Association between CYP17A1 rs743572 polymorphism and cancer risk: A meta-analysis

Abstract

The role of the CYP17A1 gene’s rs743572 polymorphism in cancer susceptibility has been a subject of extensive investigation, yet existing evidence remains inconclusive. In this meta-analysis, we systematically reviewed and synthesized data from 29 studies to assess the CYP17A1 rs743572 polymorphism’s relationship with cancer susceptibility. We strictly searched on EMBASE, PubMed, and Web of Science databases and explored rs743572 polymorphism’s association with cancer risks according to search strategy, enrolling 29 studies (13,767 cases and 17,441 controls). rs743572 was markedly related to enhanced cancer susceptibility risk; FPRP and TSA analyses were employed for confirmation. According to cancer type-based stratified analyses, rs743572 exhibited a notable association with bladder cancer, breast cancer, non-Hodgkin lymphoma, and hepatocellular cancer. In conclusion, systematic meta-analysis suggests a significant role for the rs743572 polymorphism in cancer pathogenesis, with particular prominence observed in bladder cancer, breast cancer, non-Hodgkin lymphoma, and hepatocellular cancer.

Citation: Wang B, Cao Z, Li Y, Zou H (2025) Association between CYP17A1 rs743572 polymorphism and cancer risk: A meta-analysis. PLoS One 20(6): e0326843. https://doi.org/10.1371/journal.pone.0326843

Editor: Charushila Yuvraj Kadam, Sukh Sagar Medical College and Hospital, INDIA

Received: November 19, 2024; Accepted: June 6, 2025; Published: June 25, 2025

Copyright: © 2025 Wang et al. This is an open access article distributed under the terms of the Creative Commons Attribution License, which permits unrestricted use, distribution, and reproduction in any medium, provided the original author and source are credited.

Data Availability: All relevant data are within the paper and its Supporting Information files.

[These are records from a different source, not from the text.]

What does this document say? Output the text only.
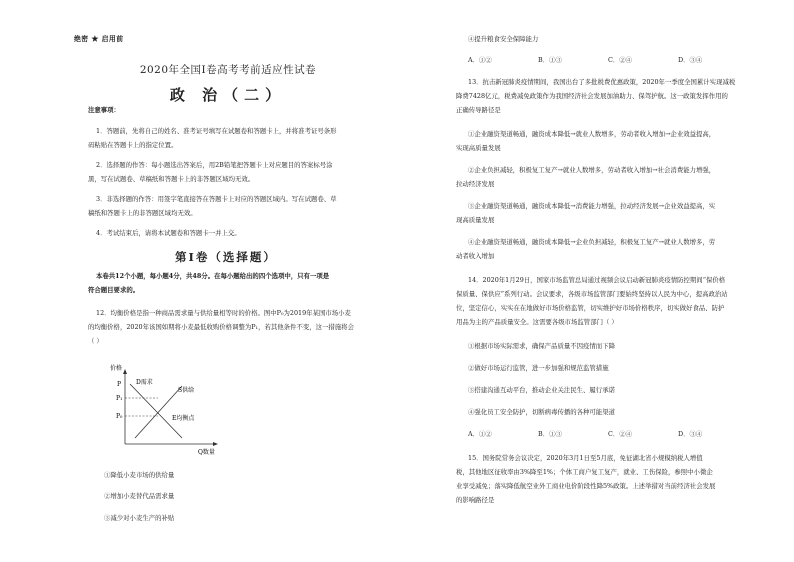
绝密 ★ 启用前
2020年全国Ⅰ卷高考考前适应性试卷
政 治（二）
注意事项：
1．答题前，先将自己的姓名、准考证号填写在试题卷和答题卡上，并将准考证号条形
码粘贴在答题卡上的指定位置。
2．选择题的作答：每小题选出答案后，用2B铅笔把答题卡上对应题目的答案标号涂
黑，写在试题卷、草稿纸和答题卡上的非答题区域均无效。
3．非选择题的作答：用签字笔直接答在答题卡上对应的答题区域内。写在试题卷、草
稿纸和答题卡上的非答题区域均无效。
4．考试结束后，请将本试题卷和答题卡一并上交。
第Ⅰ卷（选择题）
本卷共12个小题，每小题4分，共48分。在每小题给出的四个选项中，只有一项是
符合题目要求的。
12．均衡价格是指一种商品需求量与供给量相等时的价格。图中P₀为2019年某国市场小麦
的均衡价格，2020年该国如期将小麦最低收购价格调整为P₁，若其他条件不变，这一措施将会
（ ）
价格
P
P₁
P₀
D需求
S供给
E均衡点
Q数量
①降低小麦市场的供给量
②增加小麦替代品需求量
③减少对小麦生产的补贴
④提升粮食安全保障能力
A．①②	B．①③	C．②④	D．③④
13．抗击新冠肺炎疫情期间，我国出台了多批税费优惠政策，2020年一季度全国累计实现减税
降费7428亿元，税费减免政策作为我国经济社会发展加油助力、保驾护航。这一政策发挥作用的
正确传导路径是
①企业融资渠道畅通，融资成本降低→就业人数增多，劳动者收入增加→企业效益提高，
实现高质量发展
②企业负担减轻，积极复工复产→就业人数增多，劳动者收入增加→社会消费能力增强，
拉动经济发展
③企业融资渠道畅通，融资成本降低→消费能力增强，拉动经济发展→企业效益提高，实
现高质量发展
④企业融资渠道畅通，融资成本降低→企业负担减轻，积极复工复产→就业人数增多，劳
动者收入增加
14．2020年1月29日，国家市场监管总局通过视频会议启动新冠肺炎疫情防控期间“保价格
保质量、保供应”系列行动。会议要求，各级市场监管部门要始终坚持以人民为中心，提高政治站
位，坚定信心，实实在在地做好市场价格监管，切实维护好市场价格秩序，切实做好食品、防护
用品为主的产品质量安全。这需要各级市场监管部门（ ）
①根据市场实际需求，确保产品质量不因疫情而下降
②做好市场运行监管，进一步加强和规范监管措施
③搭建沟通互动平台，推动企业关注民生、履行承诺
④强化员工安全防护，切断病毒传播的各种可能渠道
A．①②	B．①③	C．②④	D．③④
15．国务院常务会议决定，2020年3月1日至5月底，免征湖北省小规模纳税人增值
税，其他地区征收率由3%降至1%；个体工商户复工复产，就业、工伤保险，参照中小微企
业享受减免；落实降低航空业外工商业电价阶段性降5%政策。上述举措对当前经济社会发展
的影响路径是
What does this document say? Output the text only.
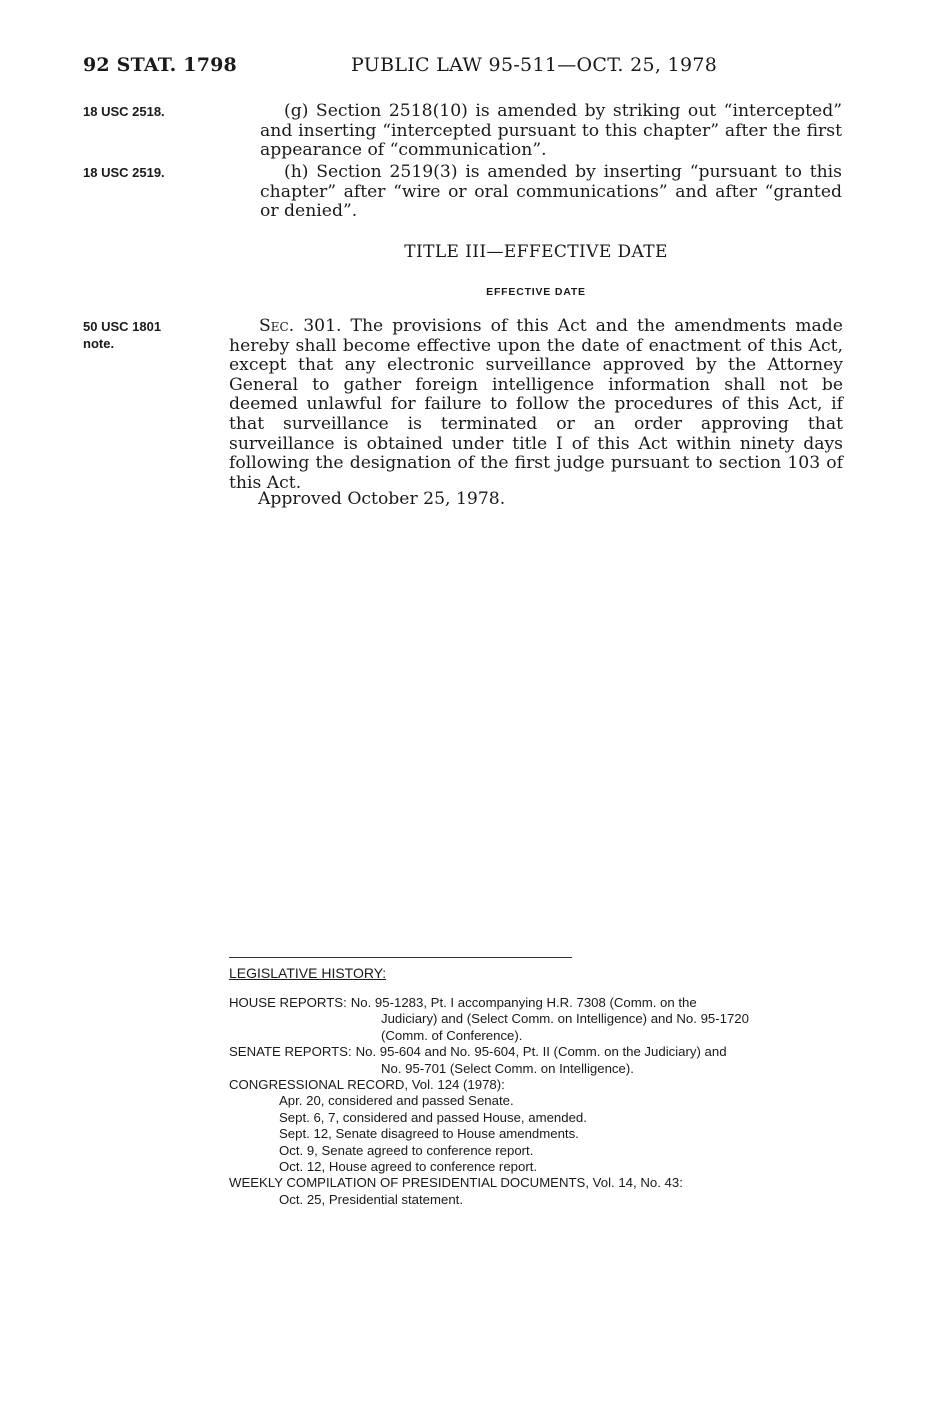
92 STAT. 1798	PUBLIC LAW 95-511—OCT. 25, 1978
18 USC 2518.
18 USC 2519.
50 USC 1801
note.
(g) Section 2518(10) is amended by striking out “intercepted” and inserting “intercepted pursuant to this chapter” after the first appearance of “communication”.
(h) Section 2519(3) is amended by inserting “pursuant to this chapter” after “wire or oral communications” and after “granted or denied”.
TITLE III—EFFECTIVE DATE
EFFECTIVE DATE
Sec. 301. The provisions of this Act and the amendments made hereby shall become effective upon the date of enactment of this Act, except that any electronic surveillance approved by the Attorney General to gather foreign intelligence information shall not be deemed unlawful for failure to follow the procedures of this Act, if that surveillance is terminated or an order approving that surveillance is obtained under title I of this Act within ninety days following the designation of the first judge pursuant to section 103 of this Act.
Approved October 25, 1978.
LEGISLATIVE HISTORY:
HOUSE REPORTS: No. 95-1283, Pt. I accompanying H.R. 7308 (Comm. on the
Judiciary) and (Select Comm. on Intelligence) and No. 95-1720
(Comm. of Conference).
SENATE REPORTS: No. 95-604 and No. 95-604, Pt. II (Comm. on the Judiciary) and
No. 95-701 (Select Comm. on Intelligence).
CONGRESSIONAL RECORD, Vol. 124 (1978):
Apr. 20, considered and passed Senate.
Sept. 6, 7, considered and passed House, amended.
Sept. 12, Senate disagreed to House amendments.
Oct. 9, Senate agreed to conference report.
Oct. 12, House agreed to conference report.
WEEKLY COMPILATION OF PRESIDENTIAL DOCUMENTS, Vol. 14, No. 43:
Oct. 25, Presidential statement.
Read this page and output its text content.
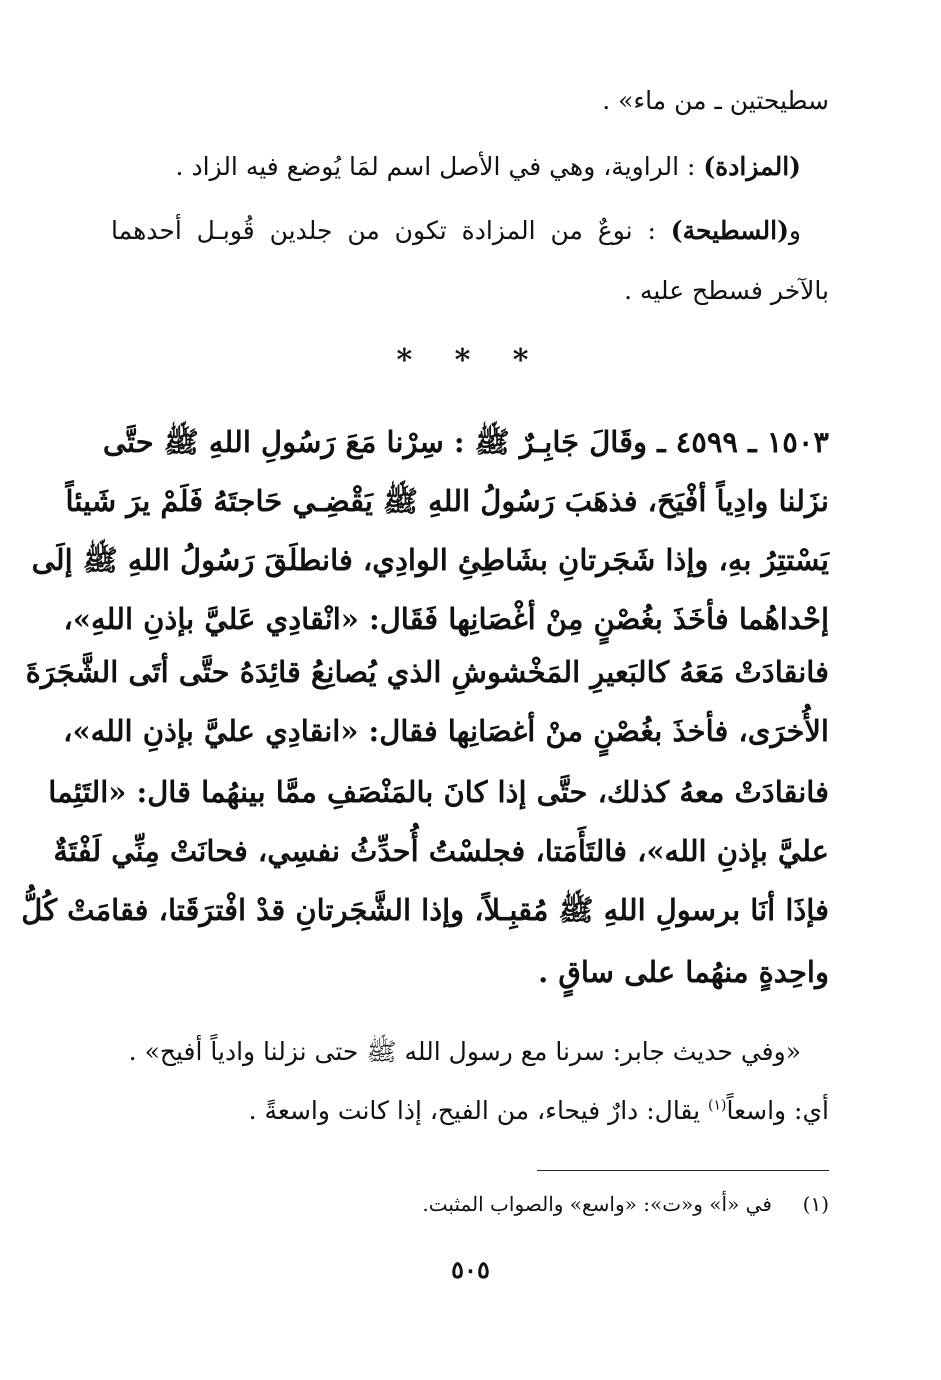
سطيحتين ـ من ماء» .
(المزادة) : الراوية، وهي في الأصل اسم لمَا يُوضع فيه الزاد .
و(السطيحة) : نوعٌ من المزادة تكون من جلدين قُوبـل أحدهما
بالآخر فسطح عليه .
* * *
١٥٠٣ ـ ٤٥٩٩ ـ وقَالَ جَابِـرٌ ﷺ : سِرْنا مَعَ رَسُولِ اللهِ ﷺ حتَّى
نزَلنا وادِياً أفْيَحَ، فذهَبَ رَسُولُ اللهِ ﷺ يَقْضِـي حَاجتَهُ فَلَمْ يرَ شَيئاً
يَسْتتِرُ بهِ، وإذا شَجَرتانِ بشَاطِئِ الوادِي، فانطلَقَ رَسُولُ اللهِ ﷺ إلَى
إحْداهُما فأخَذَ بغُصْنٍ مِنْ أغْصَانِها فَقَال: «انْقادِي عَليَّ بإذنِ اللهِ»،
فانقادَتْ مَعَهُ كالبَعيرِ المَخْشوشِ الذي يُصانِعُ قائِدَهُ حتَّى أتَى الشَّجَرَةَ
الأُخرَى، فأخذَ بغُصْنٍ منْ أغصَانِها فقال: «انقادِي عليَّ بإذنِ الله»،
فانقادَتْ معهُ كذلك، حتَّى إذا كانَ بالمَنْصَفِ ممَّا بينهُما قال: «التَئِما
عليَّ بإذنِ الله»، فالتَأَمَتا، فجلسْتُ أُحدِّثُ نفسِي، فحانَتْ مِنِّي لَفْتَةٌ
فإذَا أنَا برسولِ اللهِ ﷺ مُقبِـلاً، وإذا الشَّجَرتانِ قدْ افْترَقَتا، فقامَتْ كُلُّ
واحِدةٍ منهُما على ساقٍ .
«وفي حديث جابر: سرنا مع رسول الله ﷺ حتى نزلنا وادياً أفيح» .
أي: واسعاً$^{(١)}$ يقال: دارٌ فيحاء، من الفيح، إذا كانت واسعةً .
(١)  في «أ» و«ت»: «واسع» والصواب المثبت.
٥٠٥
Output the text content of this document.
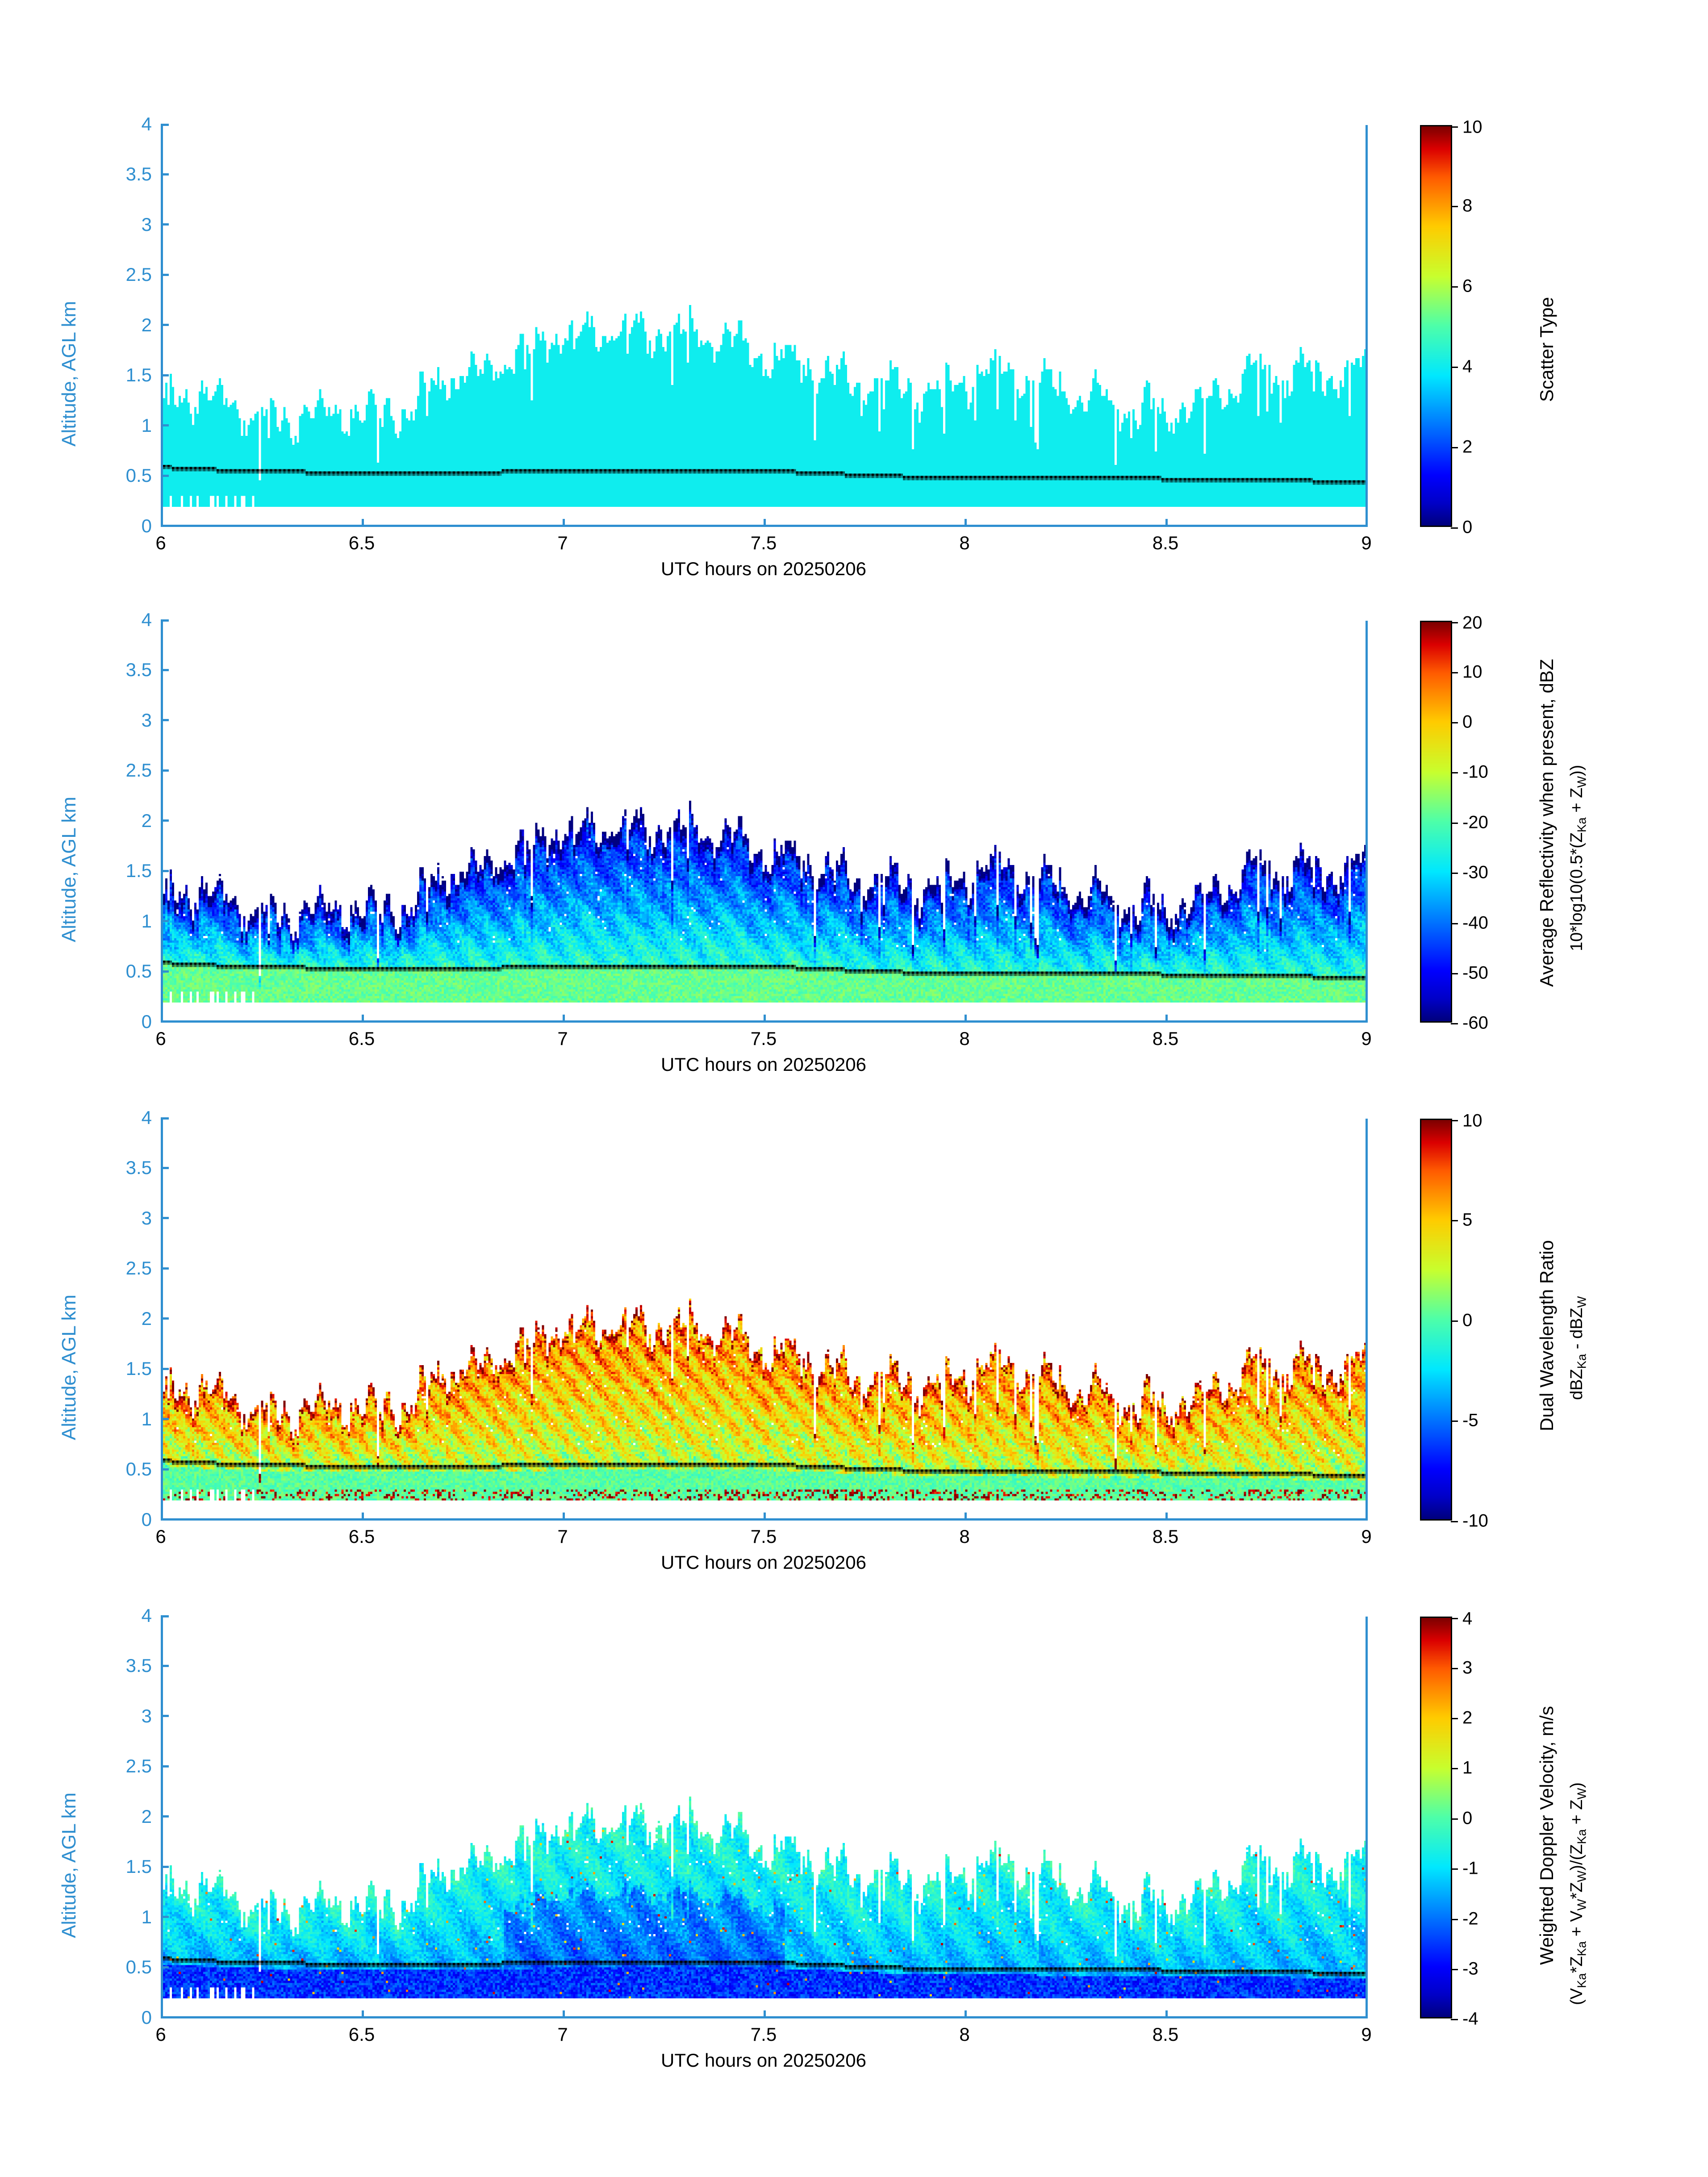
6	6.5	7	7.5	8	8.5	9
0
0.5
1
1.5
2
2.5
3
3.5
4
UTC hours on 20250206
Altitude, AGL km
0
2
4
6
8
10
Scatter Type
6	6.5	7	7.5	8	8.5	9
0
0.5
1
1.5
2
2.5
3
3.5
4
UTC hours on 20250206
Altitude, AGL km
-60
-50
-40
-30
-20
-10
0
10
20
Average Reflectivity when present, dBZ $10*\log 10(0.5*(Z_{Ka} + Z_W))$
6	6.5	7	7.5	8	8.5	9
0
0.5
1
1.5
2
2.5
3
3.5
4
UTC hours on 20250206
Altitude, AGL km
-10
-5
0
5
10
Dual Wavelength Ratio dBZ$_{Ka}$ - dBZ$_W$
6	6.5	7	7.5	8	8.5	9
0
0.5
1
1.5
2
2.5
3
3.5
4
UTC hours on 20250206
Altitude, AGL km
-4
-3
-2
-1
0
1
2
3
4
Weighted Doppler Velocity, m/s
$(V_{Ka}*Z_{Ka} + V_W*Z_W)/(Z_{Ka} + Z_W)$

Funding: This research was funded by grants from Chongqing Young and Middle-aged Medical High-end Talents (No. YXGD202405), Chongqing District and County Head Goose Talents, Chongqing Science and Technology and Health Joint Scientific Research Project on Traditional Chinese Medicine (No. 2024ZYYB036), and Chongqing Banan District Science and Technology and Health Joint Scientific Research Project on Traditional Chinese Medicine (No. BNWJ202300112). The funders had no role in study design, data collection and analysis, decision to publish, or preparation of the manuscript.

Competing interests: The authors have declared that no competing interests exist.

1. Introduction

Cancer remarkably affect public health worldwide. As per the GLOBOCAN 2020 report, the anticipated figures for 2020 indicate a staggering 19.3 million new cancer cases and 10.0 million deaths globally [1]. A multitude of environment- and gene-related factors contribute to the emergence of cancer, though the underlying mechanisms remain incompletely elucidated [2].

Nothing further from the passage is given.